Oh how sad I was that whole day. Five. Freaking. Points.  I looked up and found that if you accumulate 15 or more demerit points within a two year period on your driving record, your licence will be suspended for one month. My insurance would also go up. In that one day, I learnt more about Alberta traffic violations and their consequences than I had in my entire life!And then, from the clouds (of the internet), my fairy Godmother appeared. In the form of a traffic ticket fighter. She fought my ticket in the court, reduced my demerit points to 2 and my blood pressure by 50!
After that incident, for at least six months, I can bet you I was the slowest reverse-driver in the universe.

Saturday, June 21, 2014

It’s freaking cold!!!!!!!!!

I had read and heard about Canada being cold, but cold is an utter understatement! I had imagined it would be cold like Shimla is in India, so it would be a nice relief from the scorching heat of Punjab. But as soon as I stepped out of the airport in Calgary for the first time (in November 2006), I realized how terribly wrong I was! It was crazy, freezing, I-am-gonna-die cold! The jacket and woollen gloves I had packed when I left from India were no good here (Actually, I should not say “no good” - they would be perfect for Canadian summer).  On my second day, I went shopping and although my brain was exhausted by the non-stop conversion of dollars to rupees, I successfully bought a real winter jacket, snow boots and gloves. Together these items probably weighed more than me!
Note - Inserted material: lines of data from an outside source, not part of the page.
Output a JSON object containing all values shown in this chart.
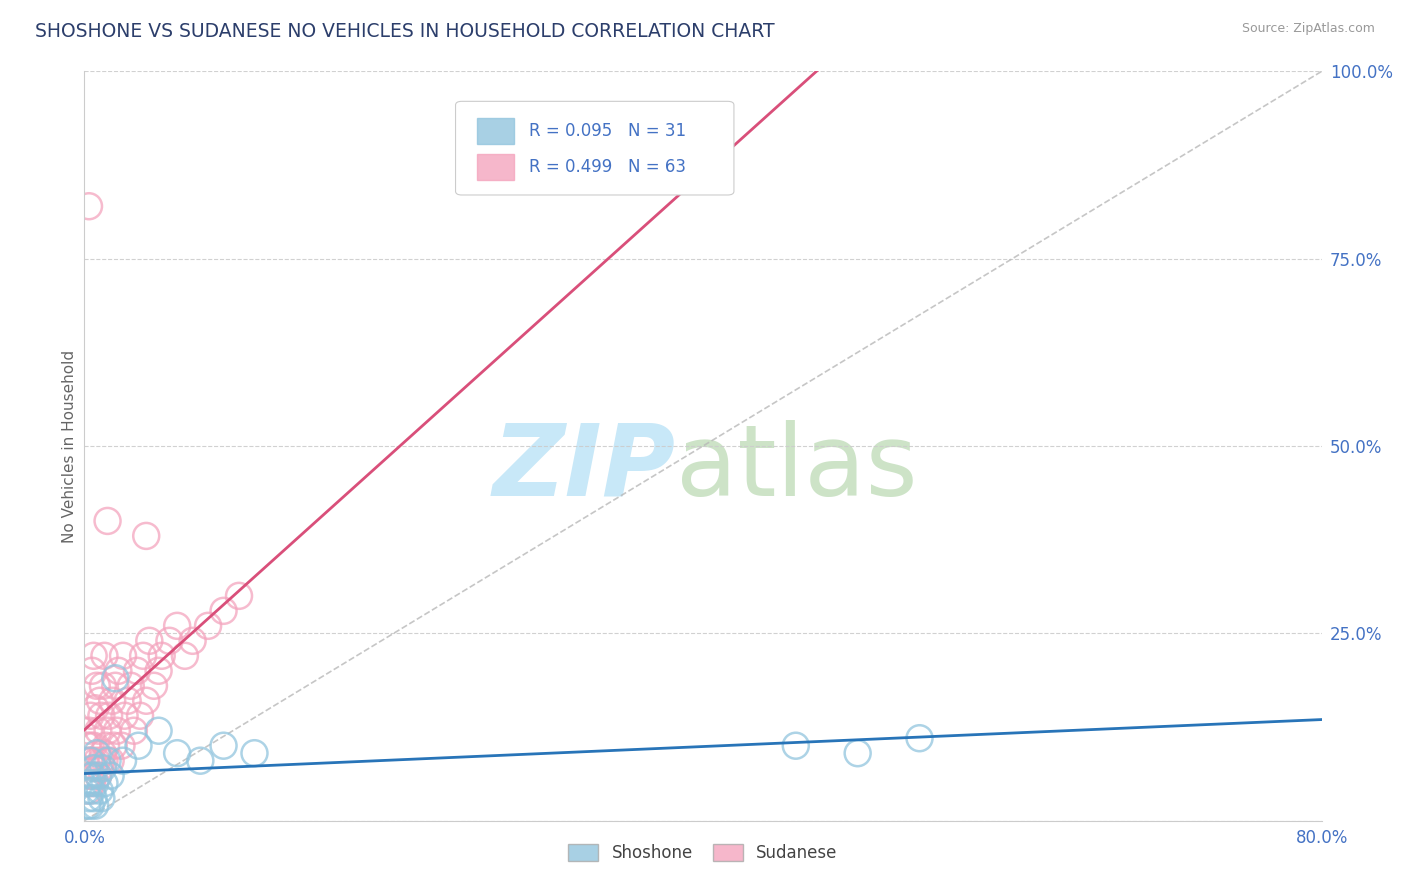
{
  "title": "SHOSHONE VS SUDANESE NO VEHICLES IN HOUSEHOLD CORRELATION CHART",
  "source": "Source: ZipAtlas.com",
  "ylabel": "No Vehicles in Household",
  "xlim": [
    0.0,
    0.8
  ],
  "ylim": [
    0.0,
    1.0
  ],
  "shoshone_R": 0.095,
  "shoshone_N": 31,
  "sudanese_R": 0.499,
  "sudanese_N": 63,
  "shoshone_color": "#92c5de",
  "sudanese_color": "#f4a5be",
  "shoshone_line_color": "#2874b8",
  "sudanese_line_color": "#d94f7a",
  "background_color": "#ffffff",
  "grid_color": "#cccccc",
  "title_color": "#2c3e6b",
  "tick_color": "#4472c4",
  "watermark_zip_color": "#c8e8f8",
  "watermark_atlas_color": "#b8d8b0",
  "sho_x": [
    0.001,
    0.002,
    0.003,
    0.003,
    0.004,
    0.004,
    0.005,
    0.005,
    0.006,
    0.006,
    0.007,
    0.007,
    0.008,
    0.009,
    0.01,
    0.011,
    0.012,
    0.013,
    0.015,
    0.017,
    0.02,
    0.025,
    0.035,
    0.048,
    0.06,
    0.075,
    0.09,
    0.11,
    0.46,
    0.5,
    0.54
  ],
  "sho_y": [
    0.04,
    0.02,
    0.05,
    0.03,
    0.08,
    0.02,
    0.06,
    0.04,
    0.03,
    0.07,
    0.05,
    0.02,
    0.09,
    0.06,
    0.04,
    0.03,
    0.07,
    0.05,
    0.08,
    0.06,
    0.19,
    0.08,
    0.1,
    0.12,
    0.09,
    0.08,
    0.1,
    0.09,
    0.1,
    0.09,
    0.11
  ],
  "sud_x": [
    0.001,
    0.001,
    0.002,
    0.002,
    0.003,
    0.003,
    0.003,
    0.004,
    0.004,
    0.004,
    0.005,
    0.005,
    0.005,
    0.006,
    0.006,
    0.006,
    0.007,
    0.007,
    0.008,
    0.008,
    0.009,
    0.009,
    0.01,
    0.01,
    0.011,
    0.011,
    0.012,
    0.012,
    0.013,
    0.013,
    0.014,
    0.015,
    0.016,
    0.017,
    0.018,
    0.019,
    0.02,
    0.021,
    0.022,
    0.024,
    0.025,
    0.026,
    0.028,
    0.03,
    0.032,
    0.034,
    0.036,
    0.038,
    0.04,
    0.042,
    0.045,
    0.048,
    0.05,
    0.055,
    0.06,
    0.065,
    0.07,
    0.08,
    0.09,
    0.1,
    0.003,
    0.015,
    0.04
  ],
  "sud_y": [
    0.05,
    0.08,
    0.06,
    0.1,
    0.04,
    0.08,
    0.12,
    0.06,
    0.1,
    0.14,
    0.05,
    0.08,
    0.2,
    0.06,
    0.1,
    0.22,
    0.07,
    0.15,
    0.08,
    0.18,
    0.06,
    0.12,
    0.07,
    0.16,
    0.08,
    0.14,
    0.09,
    0.18,
    0.08,
    0.22,
    0.1,
    0.12,
    0.14,
    0.08,
    0.16,
    0.1,
    0.18,
    0.12,
    0.2,
    0.1,
    0.22,
    0.14,
    0.16,
    0.18,
    0.12,
    0.2,
    0.14,
    0.22,
    0.16,
    0.24,
    0.18,
    0.2,
    0.22,
    0.24,
    0.26,
    0.22,
    0.24,
    0.26,
    0.28,
    0.3,
    0.82,
    0.4,
    0.38
  ]
}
The extreme cold was (and still is) my biggest shock after arriving in Canada. I remember saying to my husband “this country is un-inhabitable” during my first days here. I was surprised to hear people saying its plus two today, or plus five today, referring to the temperature in degrees Celsius. In Punjab, the temperature was never negative, so there was no need of specifying the “plus”. I remember schools would close in Punjab when the temperature got close to zero degrees in the winter. If, ever, by rare chance, we got temperature that was a little below zero, it would make headlines. And here, when that happens, people wear shorts and t-shirts and get so excited about how “nice” the day is!

Now, after seven plus years of training to survive this arctic weather, I have adapted to it somewhat. In fact, I find Canadian winter more comfortable indoors than Punjab winter, because all the “indoors” in Canada are heated. I would admit that sometimes the blizzards and snowfall warnings and slippery driving conditions are depressing, and winter seems to be never-ending. But this winter also gives me the joy of tobogganing and making snowmen with my kids. The perfect excuse to escape to the beaches in the Caribbean. And above all, the wisdom to make the most of the short but absolutely beautiful Canadian summer.